Women and children refugees from Sudan in Chad. The US must accept responsibility for the dislocation of people from western Sudan and inside of Chad.
Originally uploaded by Pan-African News Wire File Photos
Saturday, November 10
NDJAMENA (AFP)- Three Spanish air crew and a Belgian pilot were freed on Friday on the orders of Chadian prosecutors probing a French charity's bid illegally to fly 103 children out of the country.
The Spaniards, pilot Augustin Rey, co-pilot Sergio Munoz and cabin steward Daniel Gonzalez, took off for home with their junior foreign affairs minister Bernadino Leon, who arrived on an air force jet to collect them and meet Chad's Prime Minister Nourradine Delwa Kassire Coumakoye.
Members of the air crew told reporters they were "happy" and "relieved" after two weeks in jail, first in Abeche in eastern Chad and then in Ndjamena, while Leon said he was "grateful to Chad" and satisfied with the outcome of "quiet, efficient diplomacy."
They arrived at an airport near Madrid just before 10:00 pm (2100 GMT) on Friday where they were met on the runway by family and friends and Spain's deputy prime minister Maria Teresa Fernandez de la Vega.
Spanish Foreign Minister Miguel Angel Moratinos thanked "Chadian authorities and particularly President (Idriss) Deby for the way the situation was handled ... which in the end has made it possible for our citizens to return home."
Moratinos said, while on a visit to Chile, that Madrid has offered to pay for the education of the children, who are currently in an Abeche orphanage, as a response to a "generous attitude" on Chad's part.
After French President Nicolas Sarkozy made a lightning trip to Chad on November 4 to collect three French journalists and four Spanish air hostesses, only six Europeans now remain in jail cells.

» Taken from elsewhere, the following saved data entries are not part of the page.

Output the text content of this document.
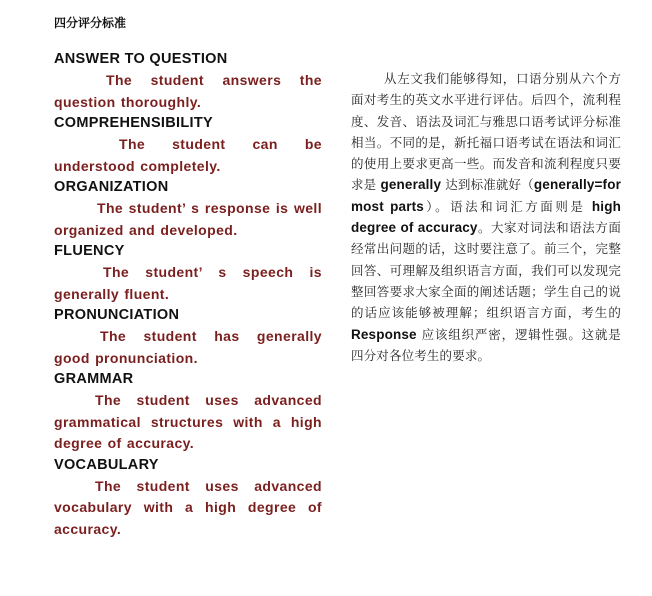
四分评分标准
ANSWER TO QUESTION

The student answers the question thoroughly.

COMPREHENSIBILITY

The student can be understood completely.

ORGANIZATION

The student’ s response is well organized and developed.

FLUENCY

The student’ s speech is generally fluent.

PRONUNCIATION

The student has generally good pronunciation.

GRAMMAR

The student uses advanced grammatical structures with a high degree of accuracy.

VOCABULARY

The student uses advanced vocabulary with a high degree of accuracy.

从左文我们能够得知，口语分别从六个方面对考生的英文水平进行评估。后四个，流利程度、发音、语法及词汇与雅思口语考试评分标准相当。不同的是，新托福口语考试在语法和词汇的使用上要求更高一些。而发音和流利程度只要求是 generally 达到标准就好（generally=for most parts）。语法和词汇方面则是 high degree of accuracy。大家对词法和语法方面经常出问题的话，这时要注意了。前三个，完整回答、可理解及组织语言方面，我们可以发现完整回答要求大家全面的阐述话题；学生自己的说的话应该能够被理解；组织语言方面，考生的 Response 应该组织严密，逻辑性强。这就是四分对各位考生的要求。
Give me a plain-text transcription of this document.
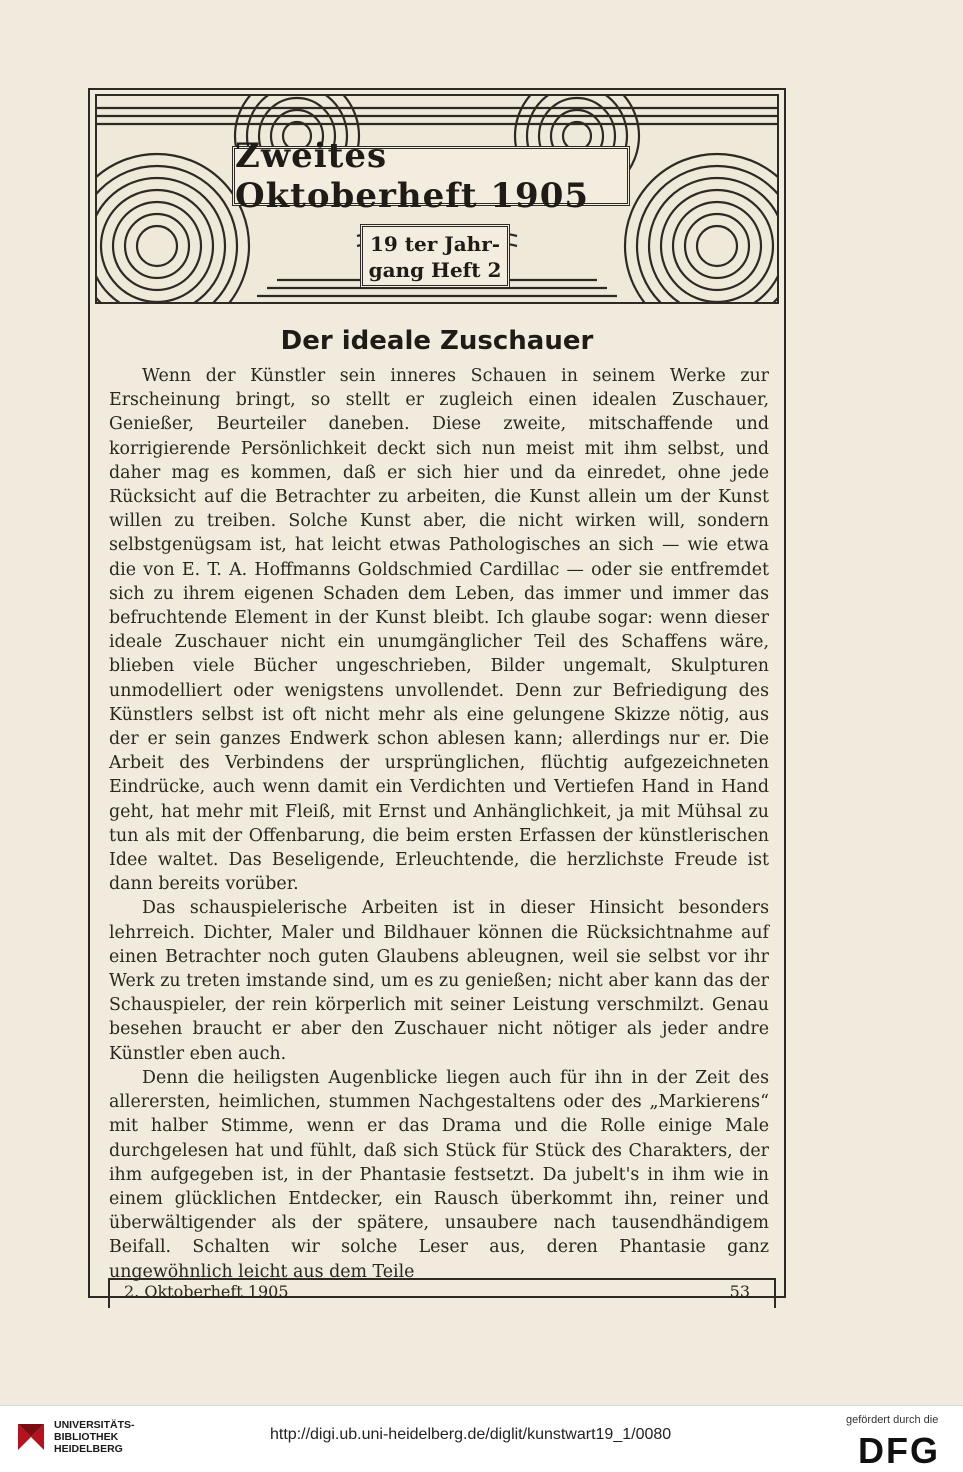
Zweites Oktoberheft 1905
19 ter Jahr-
gang Heft 2
Der ideale Zuschauer

Wenn der Künstler sein inneres Schauen in seinem Werke zur Erscheinung bringt, so stellt er zugleich einen idealen Zuschauer, Genießer, Beurteiler daneben. Diese zweite, mitschaffende und korrigierende Persönlichkeit deckt sich nun meist mit ihm selbst, und daher mag es kommen, daß er sich hier und da einredet, ohne jede Rücksicht auf die Betrachter zu arbeiten, die Kunst allein um der Kunst willen zu treiben. Solche Kunst aber, die nicht wirken will, sondern selbstgenügsam ist, hat leicht etwas Pathologisches an sich — wie etwa die von E. T. A. Hoffmanns Goldschmied Cardillac — oder sie entfremdet sich zu ihrem eigenen Schaden dem Leben, das immer und immer das befruchtende Element in der Kunst bleibt. Ich glaube sogar: wenn dieser ideale Zuschauer nicht ein unumgänglicher Teil des Schaffens wäre, blieben viele Bücher ungeschrieben, Bilder ungemalt, Skulpturen unmodelliert oder wenigstens unvollendet. Denn zur Befriedigung des Künstlers selbst ist oft nicht mehr als eine gelungene Skizze nötig, aus der er sein ganzes Endwerk schon ablesen kann; allerdings nur er. Die Arbeit des Verbindens der ursprünglichen, flüchtig aufgezeichneten Eindrücke, auch wenn damit ein Verdichten und Vertiefen Hand in Hand geht, hat mehr mit Fleiß, mit Ernst und Anhänglichkeit, ja mit Mühsal zu tun als mit der Offenbarung, die beim ersten Erfassen der künstlerischen Idee waltet. Das Beseligende, Erleuchtende, die herzlichste Freude ist dann bereits vorüber.

Das schauspielerische Arbeiten ist in dieser Hinsicht besonders lehrreich. Dichter, Maler und Bildhauer können die Rücksichtnahme auf einen Betrachter noch guten Glaubens ableugnen, weil sie selbst vor ihr Werk zu treten imstande sind, um es zu genießen; nicht aber kann das der Schauspieler, der rein körperlich mit seiner Leistung verschmilzt. Genau besehen braucht er aber den Zuschauer nicht nötiger als jeder andre Künstler eben auch.

Denn die heiligsten Augenblicke liegen auch für ihn in der Zeit des allerersten, heimlichen, stummen Nachgestaltens oder des „Markierens“ mit halber Stimme, wenn er das Drama und die Rolle einige Male durchgelesen hat und fühlt, daß sich Stück für Stück des Charakters, der ihm aufgegeben ist, in der Phantasie festsetzt. Da jubelt's in ihm wie in einem glücklichen Entdecker, ein Rausch überkommt ihn, reiner und überwältigender als der spätere, unsaubere nach tausendhändigem Beifall. Schalten wir solche Leser aus, deren Phantasie ganz ungewöhnlich leicht aus dem Teile

2. Oktoberheft 1905	53
UNIVERSITÄTS-
BIBLIOTHEK
HEIDELBERG
http://digi.ub.uni-heidelberg.de/diglit/kunstwart19_1/0080
gefördert durch die
DFG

They are members of the charity L'Arche de Zoe (Zoe's Ark), which caused an international outcry and upset relations between Chad and the former colonial power when it tried to fly the 103 children aged between about one and 10 to foster homes in France.
That flight was stopped and the first arrests made on October 25.

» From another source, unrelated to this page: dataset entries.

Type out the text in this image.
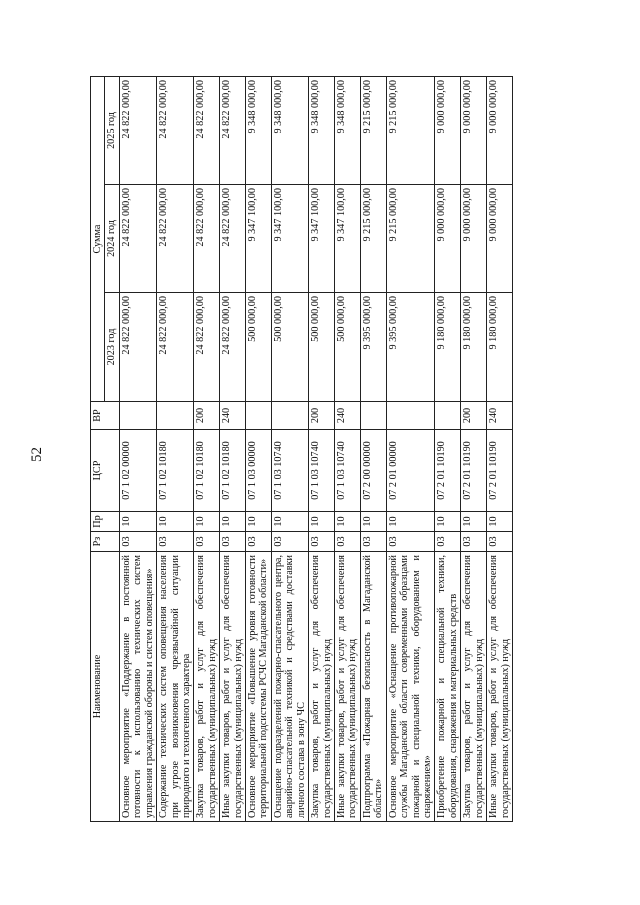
52
Наименование	Рз	Пр	ЦСР	ВР	Сумма		
					2023 год	2024 год	2025 год
Основное мероприятие «Поддержание в постоянной готовности к использованию технических систем управления гражданской обороны и систем оповещения»	03	10	07 1 02 00000		24 822 000,00	24 822 000,00	24 822 000,00
Содержание технических систем оповещения населения при угрозе возникновения чрезвычайной ситуации природного и техногенного характера	03	10	07 1 02 10180		24 822 000,00	24 822 000,00	24 822 000,00
Закупка товаров, работ и услуг для обеспечения государственных (муниципальных) нужд	03	10	07 1 02 10180	200	24 822 000,00	24 822 000,00	24 822 000,00
Иные закупки товаров, работ и услуг для обеспечения государственных (муниципальных) нужд	03	10	07 1 02 10180	240	24 822 000,00	24 822 000,00	24 822 000,00
Основное мероприятие «Повышение уровня готовности территориальной подсистемы РСЧС Магаданской области»	03	10	07 1 03 00000		500 000,00	9 347 100,00	9 348 000,00
Оснащение подразделений пожарно-спасательного центра, аварийно-спасательной техникой и средствами доставки личного состава в зону ЧС	03	10	07 1 03 10740		500 000,00	9 347 100,00	9 348 000,00
Закупка товаров, работ и услуг для обеспечения государственных (муниципальных) нужд	03	10	07 1 03 10740	200	500 000,00	9 347 100,00	9 348 000,00
Иные закупки товаров, работ и услуг для обеспечения государственных (муниципальных) нужд	03	10	07 1 03 10740	240	500 000,00	9 347 100,00	9 348 000,00
Подпрограмма «Пожарная безопасность в Магаданской области»	03	10	07 2 00 00000		9 395 000,00	9 215 000,00	9 215 000,00
Основное мероприятие «Оснащение противопожарной службы Магаданской области современными образцами пожарной и специальной техники, оборудованием и снаряжением»	03	10	07 2 01 00000		9 395 000,00	9 215 000,00	9 215 000,00
Приобретение пожарной и специальной техники, оборудования, снаряжения и материальных средств	03	10	07 2 01 10190		9 180 000,00	9 000 000,00	9 000 000,00
Закупка товаров, работ и услуг для обеспечения государственных (муниципальных) нужд	03	10	07 2 01 10190	200	9 180 000,00	9 000 000,00	9 000 000,00
Иные закупки товаров, работ и услуг для обеспечения государственных (муниципальных) нужд	03	10	07 2 01 10190	240	9 180 000,00	9 000 000,00	9 000 000,00
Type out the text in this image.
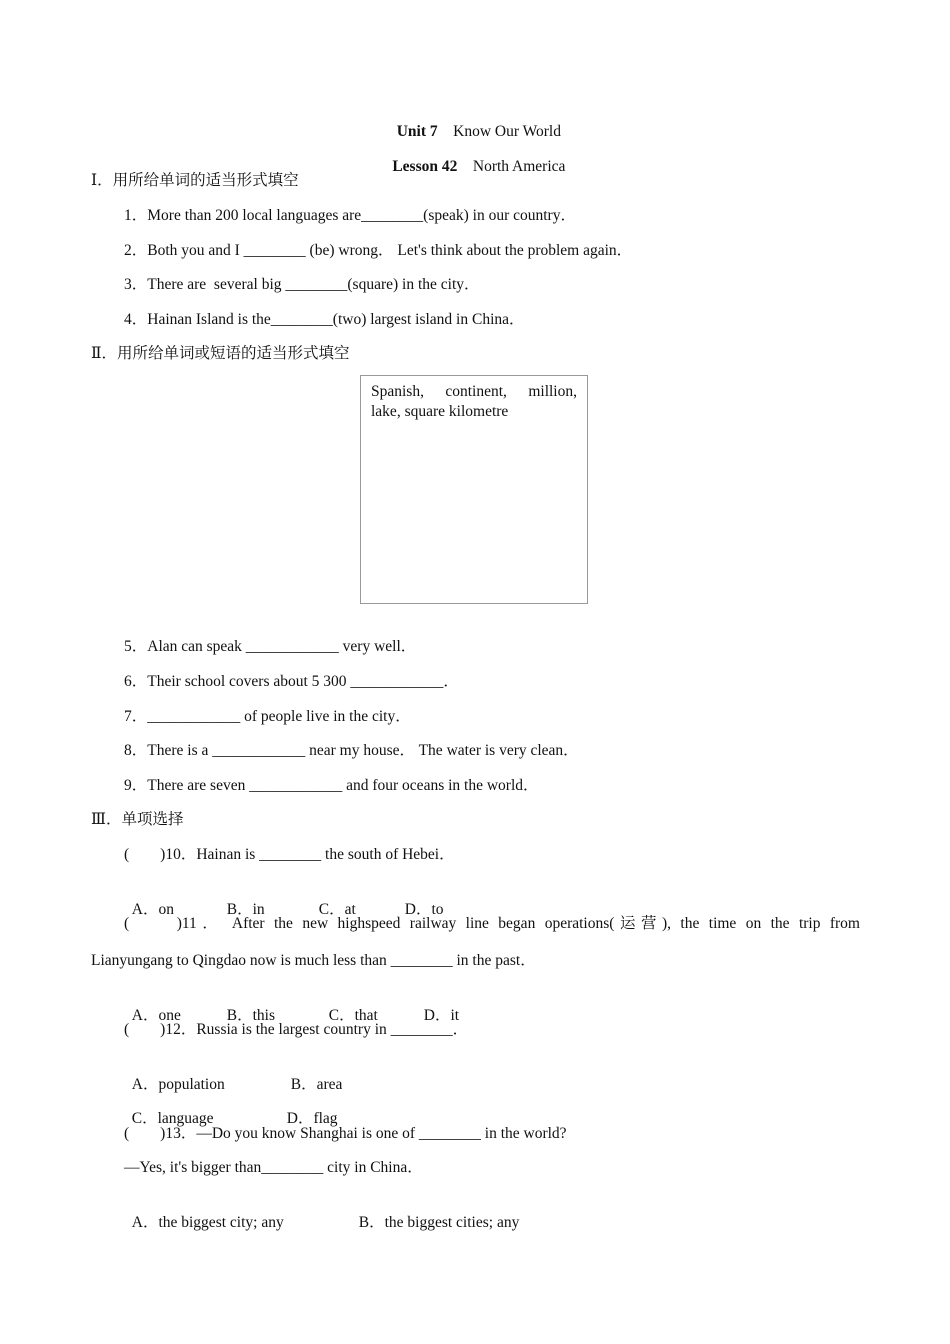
Unit 7　 Know Our World

Lesson 42　 North America

Ⅰ．用所给单词的适当形式填空
1．More than 200 local languages are________(speak) in our country．
2．Both you and I ________ (be) wrong． Let's think about the problem again．
3．There are  several big ________(square) in the city．
4．Hainan Island is the________(two) largest island in China．
Ⅱ．用所给单词或短语的适当形式填空
Spanish, continent, million,
lake, square kilometre
5．Alan can speak ____________ very well．
6．Their school covers about 5 300 ____________．
7．____________ of people live in the city．
8．There is a ____________ near my house． The water is very clean．
9．There are seven ____________ and four oceans in the world．
Ⅲ．单项选择
(　　)10．Hainan is ________ the south of Hebei．

A．on	B．in	C．at	D．to

(　　)11． After the new highspeed railway line began operations(运营), the time on the trip from
Lianyungang to Qingdao now is much less than ________ in the past．

A．one	B．this	C．that	D．it

(　　)12．Russia is the largest country in ________．

A．population	B．area

C．language	D．flag

(　　)13．—Do you know Shanghai is one of ________ in the world?
—Yes, it's bigger than________ city in China．

A．the biggest city; any	B．the biggest cities; any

Zoe's Ark has maintained throughout that its aim was a children's rescue operation to save those it took to be youngsters orphaned by the war-wracked Darfur region of Sudan, across Chad's ethnically strife-prone eastern border. To do this, they chartered a privately owned Spanish Boeing 757.

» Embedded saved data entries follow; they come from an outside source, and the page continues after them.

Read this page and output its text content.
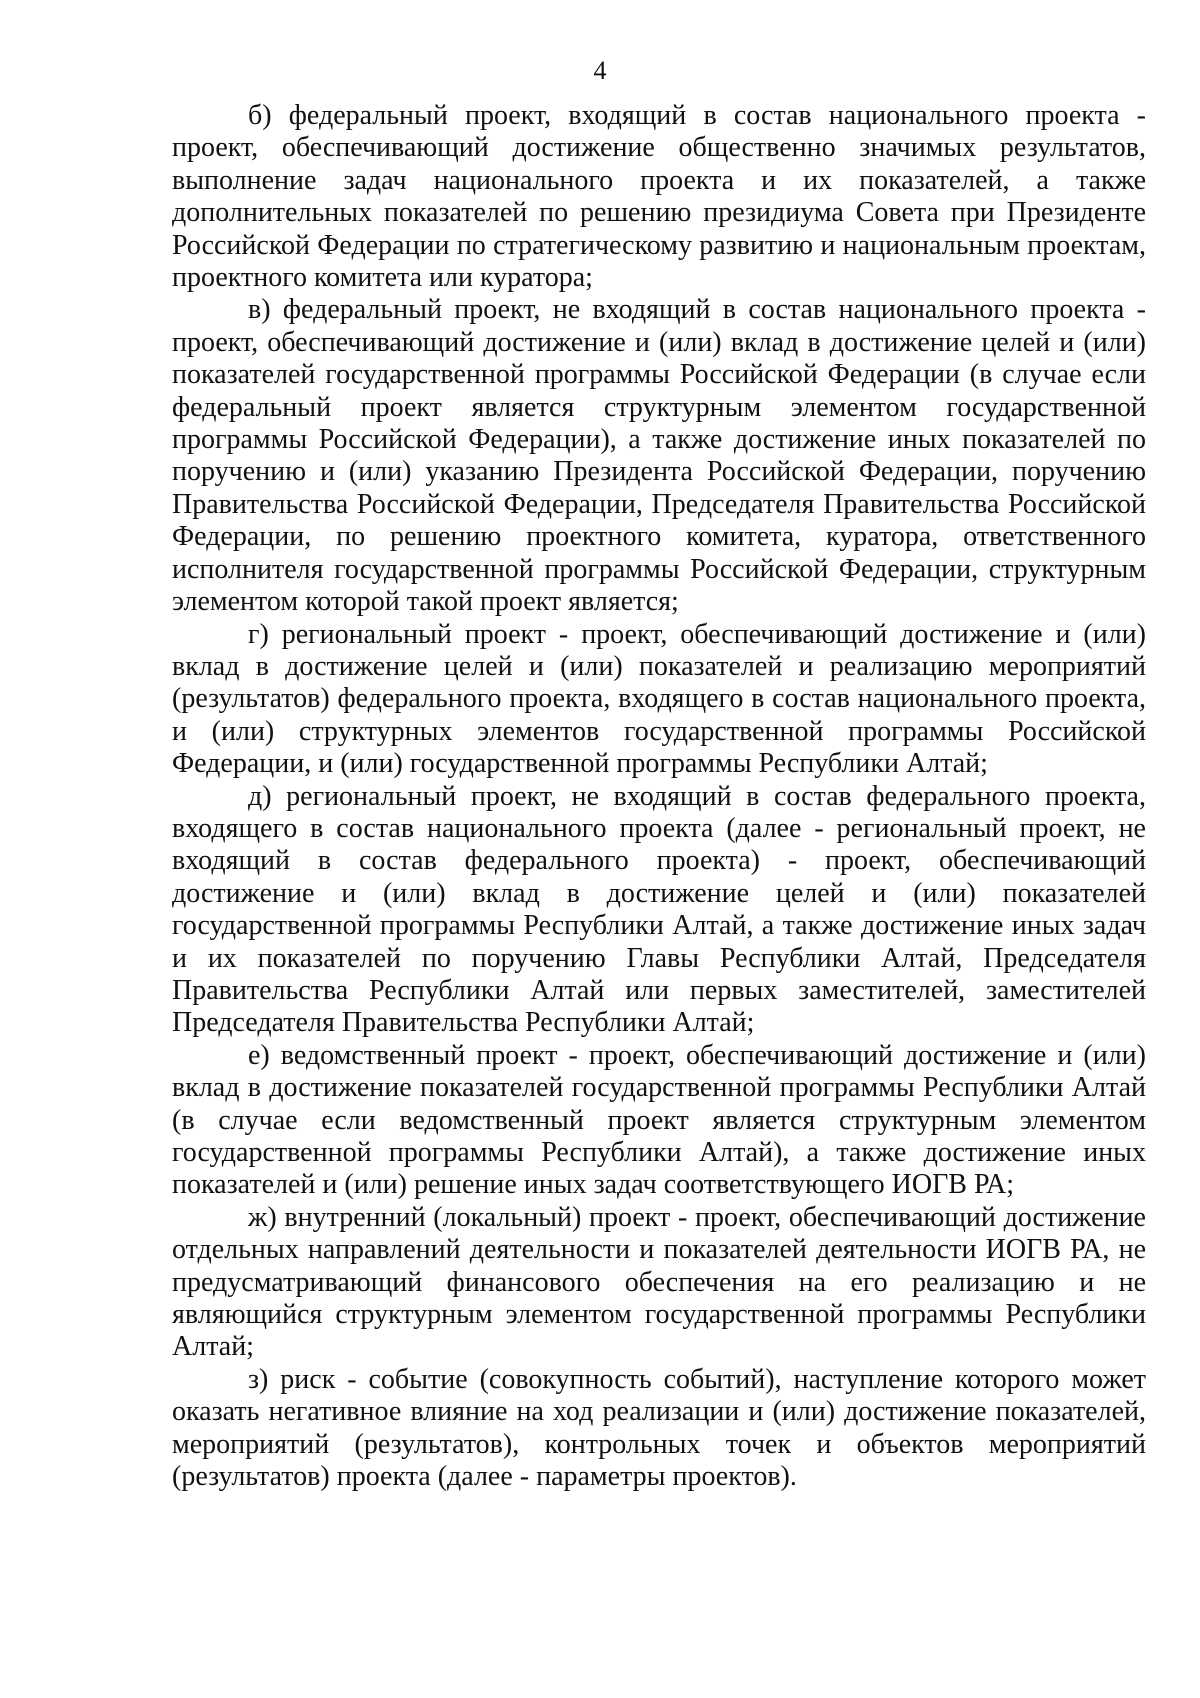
4

б) федеральный проект, входящий в состав национального проекта - проект, обеспечивающий достижение общественно значимых результатов, выполнение задач национального проекта и их показателей, а также дополнительных показателей по решению президиума Совета при Президенте Российской Федерации по стратегическому развитию и национальным проектам, проектного комитета или куратора;

в) федеральный проект, не входящий в состав национального проекта - проект, обеспечивающий достижение и (или) вклад в достижение целей и (или) показателей государственной программы Российской Федерации (в случае если федеральный проект является структурным элементом государственной программы Российской Федерации), а также достижение иных показателей по поручению и (или) указанию Президента Российской Федерации, поручению Правительства Российской Федерации, Председателя Правительства Российской Федерации, по решению проектного комитета, куратора, ответственного исполнителя государственной программы Российской Федерации, структурным элементом которой такой проект является;

г) региональный проект - проект, обеспечивающий достижение и (или) вклад в достижение целей и (или) показателей и реализацию мероприятий (результатов) федерального проекта, входящего в состав национального проекта, и (или) структурных элементов государственной программы Российской Федерации, и (или) государственной программы Республики Алтай;

д) региональный проект, не входящий в состав федерального проекта, входящего в состав национального проекта (далее - региональный проект, не входящий в состав федерального проекта) - проект, обеспечивающий достижение и (или) вклад в достижение целей и (или) показателей государственной программы Республики Алтай, а также достижение иных задач и их показателей по поручению Главы Республики Алтай, Председателя Правительства Республики Алтай или первых заместителей, заместителей Председателя Правительства Республики Алтай;

е) ведомственный проект - проект, обеспечивающий достижение и (или) вклад в достижение показателей государственной программы Республики Алтай (в случае если ведомственный проект является структурным элементом государственной программы Республики Алтай), а также достижение иных показателей и (или) решение иных задач соответствующего ИОГВ РА;

ж) внутренний (локальный) проект - проект, обеспечивающий достижение отдельных направлений деятельности и показателей деятельности ИОГВ РА, не предусматривающий финансового обеспечения на его реализацию и не являющийся структурным элементом государственной программы Республики Алтай;

з) риск - событие (совокупность событий), наступление которого может оказать негативное влияние на ход реализации и (или) достижение показателей, мероприятий (результатов), контрольных точек и объектов мероприятий (результатов) проекта (далее - параметры проектов).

However, aid staff from international agencies who have since cared for the children learned that almost all came from the Chad side of the border and have at least one living parent.
In Geneva, UN Children's Fund spokeswoman Veronique Taveau said Friday that all but "four children too young to express themselves" had given their names and the villages they came from to Chadian and UNICEF personnel.
Reuniting families could take another fortnight, Taveau said, once missions had gone to villages to cross-check details and ensure relatives could take in the 21 girls and 82 boys.
Belgian pilot Jacques Wilmart, who flew the children from Chad's border to Abeche, is a retired Sabena employee of 75. He was hospitalised at the French base in Ndjamena overnight after what his son Patrick Wilmart on Friday told AFP was "a malaise brought on by fatigue, lack of food and stress".
He was to be evacuated to Belgium on an air ambulance flight chartered by his son and wife, with support of the Belgian defence ministry.
In Brussels, Foreign Minister Karel De Gucht declared himself overjoyed at the news and thanked the Chadian authorities
"for their understanding in this matter".
When Spain's Leon first tried to land in Ndjamena on Friday, he agreed to have his flight diverted until the ruling came down, and airport authorities said he made a stopover in northern Nigeria, not Niger as initially reported by Spanish national radio.
The mission by Zoe's Ark has been widely condemned as illegal, foolish and amateurish, especially by large non-governmental organisations and UN agencies, but its lawyers want what its members did downgraded from serious crimes of child kidnapping and fraud to less weighty offences.
Under current charges against those concerned or accused of complicity, the suspects face hard labour jail terms if convicted.
Chad is home to about 270,000 refugees from Sudan's war-wracked Darfur region. Camps also house hundreds of thousands of Chadians displaced by ethnic conflict and insurgency in the east of their own country near the border.